The substantive differences here are the different build, metadata file, and the --filter_ld_indep flag, which is suggested for exome data.

Single-trait gene-based meta-analysis

Let's say that we want to meta-analyze white British and non-British white cohorts together. Functionally, from the command line, this looks no different, but the map files would include an extra line. For example, for array data:

path	study	pheno	R_phen
/path/to/wb_ldl_array.glm.linear.gz	wb	ldl	TRUE
/path/to/nbw_ldl_array.glm.linear.gz	nbw	ldl	TRUE

MRP takes care of the rest. The same would apply for exome data, with the caveats as in the single-trait gene-based analysis in one population.

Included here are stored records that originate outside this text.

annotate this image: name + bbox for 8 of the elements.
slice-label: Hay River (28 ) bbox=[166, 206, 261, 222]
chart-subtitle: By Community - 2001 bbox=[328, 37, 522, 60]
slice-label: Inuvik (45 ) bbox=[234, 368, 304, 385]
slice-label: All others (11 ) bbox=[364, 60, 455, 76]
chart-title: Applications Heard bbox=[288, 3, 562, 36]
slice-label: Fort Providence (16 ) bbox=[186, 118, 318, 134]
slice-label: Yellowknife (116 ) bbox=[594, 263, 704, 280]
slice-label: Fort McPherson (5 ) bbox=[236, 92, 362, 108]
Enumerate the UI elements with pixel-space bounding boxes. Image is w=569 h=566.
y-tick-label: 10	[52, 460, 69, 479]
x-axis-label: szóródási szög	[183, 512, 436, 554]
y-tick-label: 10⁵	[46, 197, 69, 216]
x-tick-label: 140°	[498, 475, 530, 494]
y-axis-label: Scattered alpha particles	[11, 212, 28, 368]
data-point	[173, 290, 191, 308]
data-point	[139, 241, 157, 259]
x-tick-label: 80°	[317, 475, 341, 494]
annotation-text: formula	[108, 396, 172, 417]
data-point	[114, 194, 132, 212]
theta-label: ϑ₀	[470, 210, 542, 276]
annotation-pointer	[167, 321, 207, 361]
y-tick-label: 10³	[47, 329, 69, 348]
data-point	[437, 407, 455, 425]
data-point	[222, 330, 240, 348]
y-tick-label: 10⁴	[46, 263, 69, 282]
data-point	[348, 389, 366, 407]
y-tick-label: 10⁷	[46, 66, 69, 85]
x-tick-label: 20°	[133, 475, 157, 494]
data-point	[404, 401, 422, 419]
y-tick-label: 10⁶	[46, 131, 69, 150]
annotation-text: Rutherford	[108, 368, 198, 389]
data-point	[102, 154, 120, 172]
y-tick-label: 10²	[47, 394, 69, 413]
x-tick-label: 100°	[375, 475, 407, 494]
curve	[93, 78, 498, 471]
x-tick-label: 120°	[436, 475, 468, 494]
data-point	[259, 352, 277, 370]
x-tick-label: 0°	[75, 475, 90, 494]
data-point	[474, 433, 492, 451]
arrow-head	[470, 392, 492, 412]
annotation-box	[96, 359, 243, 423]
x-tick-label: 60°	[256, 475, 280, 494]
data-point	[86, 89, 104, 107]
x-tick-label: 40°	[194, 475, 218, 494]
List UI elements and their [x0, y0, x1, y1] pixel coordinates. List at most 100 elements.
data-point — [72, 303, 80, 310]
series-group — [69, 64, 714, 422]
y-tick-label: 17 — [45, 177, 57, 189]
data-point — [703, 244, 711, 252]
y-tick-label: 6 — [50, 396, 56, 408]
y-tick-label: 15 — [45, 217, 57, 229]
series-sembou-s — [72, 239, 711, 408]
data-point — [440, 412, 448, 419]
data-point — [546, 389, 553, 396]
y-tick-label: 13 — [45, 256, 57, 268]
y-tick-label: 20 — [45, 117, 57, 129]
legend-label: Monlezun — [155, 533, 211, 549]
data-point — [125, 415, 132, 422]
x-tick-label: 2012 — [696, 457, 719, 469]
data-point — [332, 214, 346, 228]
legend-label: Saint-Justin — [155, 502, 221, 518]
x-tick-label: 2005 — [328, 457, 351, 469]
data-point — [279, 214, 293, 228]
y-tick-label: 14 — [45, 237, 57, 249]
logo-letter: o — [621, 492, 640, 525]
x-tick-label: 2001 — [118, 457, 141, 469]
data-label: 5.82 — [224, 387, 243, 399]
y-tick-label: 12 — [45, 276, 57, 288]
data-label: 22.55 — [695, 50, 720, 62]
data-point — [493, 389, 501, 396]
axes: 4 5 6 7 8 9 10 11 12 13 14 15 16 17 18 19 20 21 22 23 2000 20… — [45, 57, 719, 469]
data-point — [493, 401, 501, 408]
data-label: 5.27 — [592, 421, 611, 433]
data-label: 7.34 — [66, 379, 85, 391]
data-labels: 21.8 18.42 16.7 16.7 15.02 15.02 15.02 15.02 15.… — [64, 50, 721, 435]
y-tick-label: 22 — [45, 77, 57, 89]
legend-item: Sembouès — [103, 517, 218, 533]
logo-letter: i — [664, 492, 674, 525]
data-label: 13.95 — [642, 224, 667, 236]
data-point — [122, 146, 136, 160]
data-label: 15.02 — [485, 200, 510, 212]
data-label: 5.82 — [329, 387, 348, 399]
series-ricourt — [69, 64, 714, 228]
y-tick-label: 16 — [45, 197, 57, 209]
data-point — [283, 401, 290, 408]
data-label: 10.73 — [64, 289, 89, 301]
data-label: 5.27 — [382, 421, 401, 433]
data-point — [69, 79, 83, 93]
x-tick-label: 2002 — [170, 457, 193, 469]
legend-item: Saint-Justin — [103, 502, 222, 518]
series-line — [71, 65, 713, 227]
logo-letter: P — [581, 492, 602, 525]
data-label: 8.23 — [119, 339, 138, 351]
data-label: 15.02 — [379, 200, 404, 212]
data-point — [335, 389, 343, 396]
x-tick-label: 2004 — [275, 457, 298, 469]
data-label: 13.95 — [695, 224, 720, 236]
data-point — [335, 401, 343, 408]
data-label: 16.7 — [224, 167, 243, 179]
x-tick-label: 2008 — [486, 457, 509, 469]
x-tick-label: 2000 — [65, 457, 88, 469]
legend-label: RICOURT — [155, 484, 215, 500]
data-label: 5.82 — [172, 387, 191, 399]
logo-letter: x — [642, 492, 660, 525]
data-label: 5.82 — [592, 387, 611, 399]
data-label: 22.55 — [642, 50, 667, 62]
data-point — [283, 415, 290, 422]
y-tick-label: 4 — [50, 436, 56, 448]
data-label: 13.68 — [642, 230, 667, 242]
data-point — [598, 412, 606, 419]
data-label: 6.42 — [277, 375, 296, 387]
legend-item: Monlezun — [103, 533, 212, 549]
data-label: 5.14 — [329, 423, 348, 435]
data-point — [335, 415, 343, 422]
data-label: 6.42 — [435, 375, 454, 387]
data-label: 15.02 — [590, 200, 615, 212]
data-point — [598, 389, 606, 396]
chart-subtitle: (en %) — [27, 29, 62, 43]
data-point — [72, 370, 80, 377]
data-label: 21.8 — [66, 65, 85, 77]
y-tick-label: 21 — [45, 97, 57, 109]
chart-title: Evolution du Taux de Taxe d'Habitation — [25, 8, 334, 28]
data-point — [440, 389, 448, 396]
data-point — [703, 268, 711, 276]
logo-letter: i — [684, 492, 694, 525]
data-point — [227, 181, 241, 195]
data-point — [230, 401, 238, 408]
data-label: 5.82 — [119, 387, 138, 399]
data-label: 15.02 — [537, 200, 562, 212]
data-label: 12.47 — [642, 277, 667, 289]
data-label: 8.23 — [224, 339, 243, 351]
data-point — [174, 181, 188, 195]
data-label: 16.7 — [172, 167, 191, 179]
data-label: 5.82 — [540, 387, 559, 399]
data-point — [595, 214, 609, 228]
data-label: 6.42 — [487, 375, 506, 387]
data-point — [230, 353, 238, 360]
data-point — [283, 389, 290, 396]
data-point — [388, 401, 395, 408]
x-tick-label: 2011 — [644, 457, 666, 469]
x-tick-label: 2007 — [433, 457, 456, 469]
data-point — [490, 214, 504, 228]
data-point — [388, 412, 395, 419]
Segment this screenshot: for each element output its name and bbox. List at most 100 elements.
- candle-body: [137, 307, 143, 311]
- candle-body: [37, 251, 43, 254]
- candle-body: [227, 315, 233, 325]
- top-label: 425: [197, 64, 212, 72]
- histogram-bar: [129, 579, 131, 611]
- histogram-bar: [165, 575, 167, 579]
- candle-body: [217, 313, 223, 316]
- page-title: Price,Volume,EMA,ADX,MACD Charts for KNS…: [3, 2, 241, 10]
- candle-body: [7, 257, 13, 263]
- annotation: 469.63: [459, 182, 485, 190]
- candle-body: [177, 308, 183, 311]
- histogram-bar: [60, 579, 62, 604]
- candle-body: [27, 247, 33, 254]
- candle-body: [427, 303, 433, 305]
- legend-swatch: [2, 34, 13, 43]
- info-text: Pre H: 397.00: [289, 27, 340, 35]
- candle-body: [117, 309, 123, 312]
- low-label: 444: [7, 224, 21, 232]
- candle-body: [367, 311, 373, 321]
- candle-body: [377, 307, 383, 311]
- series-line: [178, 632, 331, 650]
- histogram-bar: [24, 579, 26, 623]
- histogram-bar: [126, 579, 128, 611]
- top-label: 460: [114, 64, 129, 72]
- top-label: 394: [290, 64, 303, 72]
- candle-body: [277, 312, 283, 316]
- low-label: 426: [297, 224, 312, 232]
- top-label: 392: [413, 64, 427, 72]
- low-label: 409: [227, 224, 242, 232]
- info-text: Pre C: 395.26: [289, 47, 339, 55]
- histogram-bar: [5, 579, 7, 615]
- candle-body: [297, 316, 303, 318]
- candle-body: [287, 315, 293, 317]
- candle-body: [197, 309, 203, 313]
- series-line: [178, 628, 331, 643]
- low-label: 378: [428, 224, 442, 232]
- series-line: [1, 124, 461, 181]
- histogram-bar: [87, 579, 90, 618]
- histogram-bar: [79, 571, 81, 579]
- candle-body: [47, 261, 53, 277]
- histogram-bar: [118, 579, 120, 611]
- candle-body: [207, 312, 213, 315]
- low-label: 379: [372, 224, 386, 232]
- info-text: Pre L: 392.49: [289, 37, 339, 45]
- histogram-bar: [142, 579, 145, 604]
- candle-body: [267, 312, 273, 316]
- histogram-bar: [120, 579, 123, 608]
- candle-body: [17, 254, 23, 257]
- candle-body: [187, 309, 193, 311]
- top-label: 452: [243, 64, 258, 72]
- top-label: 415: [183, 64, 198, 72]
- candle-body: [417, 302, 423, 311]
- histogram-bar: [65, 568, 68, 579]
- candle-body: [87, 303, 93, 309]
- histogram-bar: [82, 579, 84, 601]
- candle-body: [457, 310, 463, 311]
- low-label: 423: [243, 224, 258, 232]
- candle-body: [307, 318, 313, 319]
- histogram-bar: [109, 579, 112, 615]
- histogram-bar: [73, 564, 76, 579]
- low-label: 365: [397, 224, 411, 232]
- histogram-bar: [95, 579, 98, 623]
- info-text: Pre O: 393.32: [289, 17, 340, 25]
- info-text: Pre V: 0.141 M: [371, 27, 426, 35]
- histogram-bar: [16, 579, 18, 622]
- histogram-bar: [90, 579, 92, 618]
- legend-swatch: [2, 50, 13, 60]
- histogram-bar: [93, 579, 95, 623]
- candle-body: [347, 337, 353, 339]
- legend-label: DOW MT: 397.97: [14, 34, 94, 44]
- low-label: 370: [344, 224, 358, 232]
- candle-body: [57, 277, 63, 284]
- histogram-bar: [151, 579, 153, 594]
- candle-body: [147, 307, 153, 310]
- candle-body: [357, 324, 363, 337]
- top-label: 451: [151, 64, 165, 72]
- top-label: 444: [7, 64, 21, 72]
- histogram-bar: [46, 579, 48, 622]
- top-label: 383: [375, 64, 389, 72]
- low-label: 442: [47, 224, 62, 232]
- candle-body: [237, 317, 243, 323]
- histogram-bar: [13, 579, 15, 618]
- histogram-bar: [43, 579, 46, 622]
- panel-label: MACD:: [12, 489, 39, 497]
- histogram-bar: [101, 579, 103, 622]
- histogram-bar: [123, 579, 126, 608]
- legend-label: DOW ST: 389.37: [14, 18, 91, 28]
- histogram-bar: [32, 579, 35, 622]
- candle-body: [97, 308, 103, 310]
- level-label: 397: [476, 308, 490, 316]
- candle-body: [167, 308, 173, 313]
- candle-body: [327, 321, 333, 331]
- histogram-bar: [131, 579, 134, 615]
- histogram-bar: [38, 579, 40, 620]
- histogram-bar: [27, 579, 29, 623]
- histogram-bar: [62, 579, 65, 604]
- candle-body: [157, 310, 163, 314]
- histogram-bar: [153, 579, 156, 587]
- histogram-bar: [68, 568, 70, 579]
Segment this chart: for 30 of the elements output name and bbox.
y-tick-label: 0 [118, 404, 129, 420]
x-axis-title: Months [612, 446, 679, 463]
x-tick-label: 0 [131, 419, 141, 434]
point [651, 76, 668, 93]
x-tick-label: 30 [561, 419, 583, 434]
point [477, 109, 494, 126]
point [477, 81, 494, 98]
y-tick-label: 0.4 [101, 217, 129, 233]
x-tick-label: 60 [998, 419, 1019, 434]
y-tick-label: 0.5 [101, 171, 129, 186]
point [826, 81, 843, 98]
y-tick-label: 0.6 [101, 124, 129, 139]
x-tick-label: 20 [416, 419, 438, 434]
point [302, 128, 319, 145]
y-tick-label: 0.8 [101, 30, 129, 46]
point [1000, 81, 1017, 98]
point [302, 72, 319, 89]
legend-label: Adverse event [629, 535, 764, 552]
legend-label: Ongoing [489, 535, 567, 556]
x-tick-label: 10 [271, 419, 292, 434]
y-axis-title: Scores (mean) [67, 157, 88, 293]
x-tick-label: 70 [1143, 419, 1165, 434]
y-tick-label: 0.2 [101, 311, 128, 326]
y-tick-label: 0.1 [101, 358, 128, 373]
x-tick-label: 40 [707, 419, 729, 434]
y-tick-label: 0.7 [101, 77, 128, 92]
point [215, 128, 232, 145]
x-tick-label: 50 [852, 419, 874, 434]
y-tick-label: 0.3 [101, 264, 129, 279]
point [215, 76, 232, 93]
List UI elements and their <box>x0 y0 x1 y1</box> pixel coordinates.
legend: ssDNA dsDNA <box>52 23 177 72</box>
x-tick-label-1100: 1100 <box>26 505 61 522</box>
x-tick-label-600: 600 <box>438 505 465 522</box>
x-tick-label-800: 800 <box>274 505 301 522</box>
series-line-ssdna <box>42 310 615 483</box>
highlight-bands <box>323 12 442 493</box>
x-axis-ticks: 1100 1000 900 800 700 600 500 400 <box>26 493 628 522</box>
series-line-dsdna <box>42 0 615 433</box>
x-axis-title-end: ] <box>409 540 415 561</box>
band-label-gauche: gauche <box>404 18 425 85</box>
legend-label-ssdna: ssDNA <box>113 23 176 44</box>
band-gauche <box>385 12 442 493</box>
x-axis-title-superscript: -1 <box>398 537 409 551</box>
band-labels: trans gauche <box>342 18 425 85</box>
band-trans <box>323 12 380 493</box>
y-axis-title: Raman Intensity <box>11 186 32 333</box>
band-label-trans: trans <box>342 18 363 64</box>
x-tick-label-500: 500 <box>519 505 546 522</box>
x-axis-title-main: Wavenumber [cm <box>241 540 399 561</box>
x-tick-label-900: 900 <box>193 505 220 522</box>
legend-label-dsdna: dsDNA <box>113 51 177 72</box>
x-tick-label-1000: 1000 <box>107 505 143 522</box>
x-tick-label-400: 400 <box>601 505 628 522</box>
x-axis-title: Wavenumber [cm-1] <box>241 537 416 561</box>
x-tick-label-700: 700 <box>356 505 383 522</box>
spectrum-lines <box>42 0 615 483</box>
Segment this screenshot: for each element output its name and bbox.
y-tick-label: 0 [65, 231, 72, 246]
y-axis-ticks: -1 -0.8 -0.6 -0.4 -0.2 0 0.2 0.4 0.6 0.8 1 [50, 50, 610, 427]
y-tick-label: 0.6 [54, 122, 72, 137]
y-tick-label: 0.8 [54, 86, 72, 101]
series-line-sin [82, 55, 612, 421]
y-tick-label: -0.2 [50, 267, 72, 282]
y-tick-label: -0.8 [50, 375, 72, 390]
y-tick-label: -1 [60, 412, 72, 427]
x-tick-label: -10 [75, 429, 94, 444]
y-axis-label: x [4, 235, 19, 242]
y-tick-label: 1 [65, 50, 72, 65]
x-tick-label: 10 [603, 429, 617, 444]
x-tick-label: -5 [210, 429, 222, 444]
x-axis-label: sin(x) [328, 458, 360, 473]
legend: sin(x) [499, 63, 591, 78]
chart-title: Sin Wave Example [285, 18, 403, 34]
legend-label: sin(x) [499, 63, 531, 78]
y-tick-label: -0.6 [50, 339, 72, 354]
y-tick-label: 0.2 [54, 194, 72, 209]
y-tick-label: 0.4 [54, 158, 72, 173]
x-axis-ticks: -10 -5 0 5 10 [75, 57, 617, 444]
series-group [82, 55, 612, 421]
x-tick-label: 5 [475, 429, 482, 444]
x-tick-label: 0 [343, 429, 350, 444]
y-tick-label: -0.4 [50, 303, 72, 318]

Multi-trait gene-based analysis

Finally, MRP can also handle multi-trait gene-based analysis. Again, the analysis looks no different, except for changes in the map file:

path	study	pheno	R_phen
/path/to/wb_ldl_array.glm.linear.gz	wb	ldl	TRUE
/path/to/wb_tg_array.glm.linear.gz	wb	tg	TRUE

Other optionalities

As mentioned in the -h command, MRP can do many things, like incorporate a prior genetic mean of effects, do variant-based analysis (as opposed to gene-based), use independent- or similar-effects assumptions across studies and variants in a block, use different variant scaling factors, exclude variants, and even generate p-values, though this last functionality is currently slow.

Results set

The full set of significant (log10 BF >= 5) results can be found at the Global Biobank Engine's 'Exomes' tab.